Kene ile mücadele amacıyla doğaya salınan binlerce keklik, sosyal medyada uzun süre gündem oldu.
Kekliklerin, kene ısırıklarının neden olduğu ölümleri azaltmak amacıyla doğaya bırakıldığı öne sürülmüşken, bakanlık ekipleri tarafından yapılan incelemeler sonucunda kekliklerin kene ile mücadelede etkili bir çözüm olmadığı ortaya kondu.
“Keklikler kene yemez. Hatta kene popülasyonunun artmasına neden olur.”
Independent Türkçe’den Serdar Arslan’ın haberine göre, Ankara Üniversitesi Veteriner Fakültesi Parazitoloji Anabilim Dalı Öğretim Üyesi Prof. Dr. Ömer Orkun, kene ile mücadelede kekliklerin rolüne dair değerlendirmelerde bulundu.
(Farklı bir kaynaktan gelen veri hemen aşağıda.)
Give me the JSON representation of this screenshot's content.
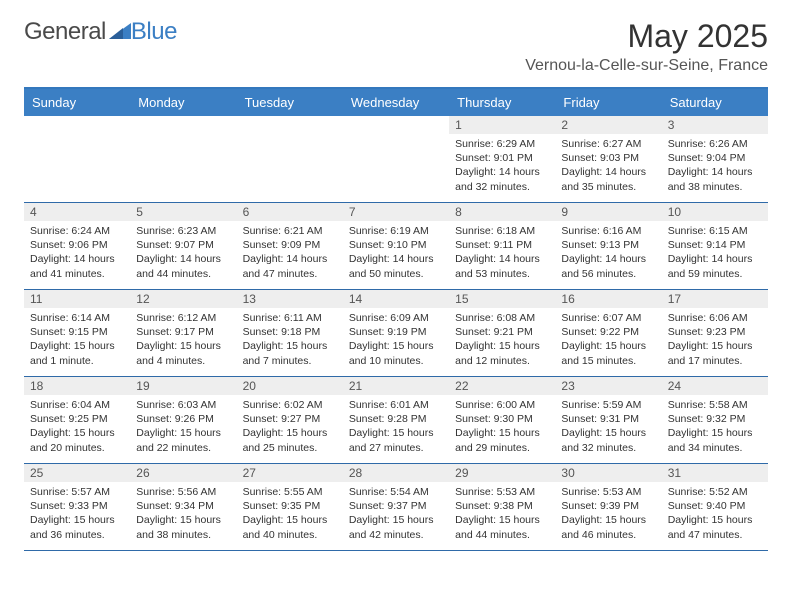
{
  "logo": {
    "general": "General",
    "blue": "Blue"
  },
  "title": "May 2025",
  "location": "Vernou-la-Celle-sur-Seine, France",
  "colors": {
    "header_bg": "#3b7fc4",
    "header_border": "#3478bd",
    "row_border": "#2f6aa8",
    "daynum_bg": "#eeeeee",
    "logo_blue": "#3b7fc4",
    "logo_gray": "#4a4a4a"
  },
  "day_headers": [
    "Sunday",
    "Monday",
    "Tuesday",
    "Wednesday",
    "Thursday",
    "Friday",
    "Saturday"
  ],
  "weeks": [
    [
      {
        "n": "",
        "sr": "",
        "ss": "",
        "dl": ""
      },
      {
        "n": "",
        "sr": "",
        "ss": "",
        "dl": ""
      },
      {
        "n": "",
        "sr": "",
        "ss": "",
        "dl": ""
      },
      {
        "n": "",
        "sr": "",
        "ss": "",
        "dl": ""
      },
      {
        "n": "1",
        "sr": "Sunrise: 6:29 AM",
        "ss": "Sunset: 9:01 PM",
        "dl": "Daylight: 14 hours and 32 minutes."
      },
      {
        "n": "2",
        "sr": "Sunrise: 6:27 AM",
        "ss": "Sunset: 9:03 PM",
        "dl": "Daylight: 14 hours and 35 minutes."
      },
      {
        "n": "3",
        "sr": "Sunrise: 6:26 AM",
        "ss": "Sunset: 9:04 PM",
        "dl": "Daylight: 14 hours and 38 minutes."
      }
    ],
    [
      {
        "n": "4",
        "sr": "Sunrise: 6:24 AM",
        "ss": "Sunset: 9:06 PM",
        "dl": "Daylight: 14 hours and 41 minutes."
      },
      {
        "n": "5",
        "sr": "Sunrise: 6:23 AM",
        "ss": "Sunset: 9:07 PM",
        "dl": "Daylight: 14 hours and 44 minutes."
      },
      {
        "n": "6",
        "sr": "Sunrise: 6:21 AM",
        "ss": "Sunset: 9:09 PM",
        "dl": "Daylight: 14 hours and 47 minutes."
      },
      {
        "n": "7",
        "sr": "Sunrise: 6:19 AM",
        "ss": "Sunset: 9:10 PM",
        "dl": "Daylight: 14 hours and 50 minutes."
      },
      {
        "n": "8",
        "sr": "Sunrise: 6:18 AM",
        "ss": "Sunset: 9:11 PM",
        "dl": "Daylight: 14 hours and 53 minutes."
      },
      {
        "n": "9",
        "sr": "Sunrise: 6:16 AM",
        "ss": "Sunset: 9:13 PM",
        "dl": "Daylight: 14 hours and 56 minutes."
      },
      {
        "n": "10",
        "sr": "Sunrise: 6:15 AM",
        "ss": "Sunset: 9:14 PM",
        "dl": "Daylight: 14 hours and 59 minutes."
      }
    ],
    [
      {
        "n": "11",
        "sr": "Sunrise: 6:14 AM",
        "ss": "Sunset: 9:15 PM",
        "dl": "Daylight: 15 hours and 1 minute."
      },
      {
        "n": "12",
        "sr": "Sunrise: 6:12 AM",
        "ss": "Sunset: 9:17 PM",
        "dl": "Daylight: 15 hours and 4 minutes."
      },
      {
        "n": "13",
        "sr": "Sunrise: 6:11 AM",
        "ss": "Sunset: 9:18 PM",
        "dl": "Daylight: 15 hours and 7 minutes."
      },
      {
        "n": "14",
        "sr": "Sunrise: 6:09 AM",
        "ss": "Sunset: 9:19 PM",
        "dl": "Daylight: 15 hours and 10 minutes."
      },
      {
        "n": "15",
        "sr": "Sunrise: 6:08 AM",
        "ss": "Sunset: 9:21 PM",
        "dl": "Daylight: 15 hours and 12 minutes."
      },
      {
        "n": "16",
        "sr": "Sunrise: 6:07 AM",
        "ss": "Sunset: 9:22 PM",
        "dl": "Daylight: 15 hours and 15 minutes."
      },
      {
        "n": "17",
        "sr": "Sunrise: 6:06 AM",
        "ss": "Sunset: 9:23 PM",
        "dl": "Daylight: 15 hours and 17 minutes."
      }
    ],
    [
      {
        "n": "18",
        "sr": "Sunrise: 6:04 AM",
        "ss": "Sunset: 9:25 PM",
        "dl": "Daylight: 15 hours and 20 minutes."
      },
      {
        "n": "19",
        "sr": "Sunrise: 6:03 AM",
        "ss": "Sunset: 9:26 PM",
        "dl": "Daylight: 15 hours and 22 minutes."
      },
      {
        "n": "20",
        "sr": "Sunrise: 6:02 AM",
        "ss": "Sunset: 9:27 PM",
        "dl": "Daylight: 15 hours and 25 minutes."
      },
      {
        "n": "21",
        "sr": "Sunrise: 6:01 AM",
        "ss": "Sunset: 9:28 PM",
        "dl": "Daylight: 15 hours and 27 minutes."
      },
      {
        "n": "22",
        "sr": "Sunrise: 6:00 AM",
        "ss": "Sunset: 9:30 PM",
        "dl": "Daylight: 15 hours and 29 minutes."
      },
      {
        "n": "23",
        "sr": "Sunrise: 5:59 AM",
        "ss": "Sunset: 9:31 PM",
        "dl": "Daylight: 15 hours and 32 minutes."
      },
      {
        "n": "24",
        "sr": "Sunrise: 5:58 AM",
        "ss": "Sunset: 9:32 PM",
        "dl": "Daylight: 15 hours and 34 minutes."
      }
    ],
    [
      {
        "n": "25",
        "sr": "Sunrise: 5:57 AM",
        "ss": "Sunset: 9:33 PM",
        "dl": "Daylight: 15 hours and 36 minutes."
      },
      {
        "n": "26",
        "sr": "Sunrise: 5:56 AM",
        "ss": "Sunset: 9:34 PM",
        "dl": "Daylight: 15 hours and 38 minutes."
      },
      {
        "n": "27",
        "sr": "Sunrise: 5:55 AM",
        "ss": "Sunset: 9:35 PM",
        "dl": "Daylight: 15 hours and 40 minutes."
      },
      {
        "n": "28",
        "sr": "Sunrise: 5:54 AM",
        "ss": "Sunset: 9:37 PM",
        "dl": "Daylight: 15 hours and 42 minutes."
      },
      {
        "n": "29",
        "sr": "Sunrise: 5:53 AM",
        "ss": "Sunset: 9:38 PM",
        "dl": "Daylight: 15 hours and 44 minutes."
      },
      {
        "n": "30",
        "sr": "Sunrise: 5:53 AM",
        "ss": "Sunset: 9:39 PM",
        "dl": "Daylight: 15 hours and 46 minutes."
      },
      {
        "n": "31",
        "sr": "Sunrise: 5:52 AM",
        "ss": "Sunset: 9:40 PM",
        "dl": "Daylight: 15 hours and 47 minutes."
      }
    ]
  ]
}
Orkun, “Bazı yanlışlıklar yapıyoruz. Doğruluğu bilinen yanlışlardan biri de keklik salınması. Keklik kene yemez. Tam tersine, Türkiye’de KKKA odaklarında özellikle kekliklerin kenelerin yavrusuna vektörlük yaptığı ve kene popülasyonunu desteklediğini biliyoruz. Bir kekliğin üzerinde yüzlerce kene çıkartabiliyoruz. Dolayısıyla keklik, sadece ömrünün ilk birkaç haftası, yani palaz dönemindeyken böcek yiyor. Orada da birtakım zirai zararları olan böcekleri tüketiyor. Zaten doğada kekliğin keneyi bulması da çok mümkün değil. Maalesef sosyal medyada da birtakım hatalı desteklerle bu iş çok farklı boyutlara taşındı. Ancak bazı odaklarda negatif etkiler yaratabilir ve hatta kene popülasyonunu arttırabilecek sonuçlar doğurabilir. O yüzden bu konuların bilimsel temellerle ele alınması gerekiyor. Keklik, aslında kenelerin çok sevdiği bir canlıdır. Hatta bazı kenelerin larvalarını sıkça buluyoruz kekliklerin üzerinde. Bu yüzden dikkatli olmak lazım. Size çok enteresan bir bilgi vereyim. Türkiye’de en çok keklik popülasyonu gördüğümüz, hatta kekliğin cenneti dediğimiz yerler Sivas ve Erzurum’dur. Ancak KKKA vakasını da en çok gördüğümüz yerler burası.”
“Türkiye dünyada, Kırım Kongo Kanamalı Ateşi’nin merkez üssü”
Ankara Üniversitesi Veteriner Fakültesi Parazitoloji Anabilim Dalı Öğretim Üyesi Prof. Dr. Ömer Orkun, Türkiye’nin bulunduğu coğrafyanın kene ve kene kaynaklı hastalıkların varlığı açısından çok eski bir geçmişe sahip olduğunu ve hem insan hem de hayvan sağlığına ciddi tehditler oluşturduğunu belirtti.
Orkun, “Biz hayvan sağlığı açısından çok uzun yıllardır, kenelerin bulaştırdığı hastalıkların var olduğunu biliyoruz. Ancak insan hastalıkları açısından özellikle dünyada en büyük Kırım Kongo Kanamalı Ateşi epidemisini yaşadıktan sonra, insan hastalıkları daha fazla ön plana çıkmaya başladı. Bu da 2000 yılının başında KKKA’nın başlamasıyla gerçekleşti. Şu an KKKA’nın dünyadaki merkez üssüyüz” ifadelerini kullandı.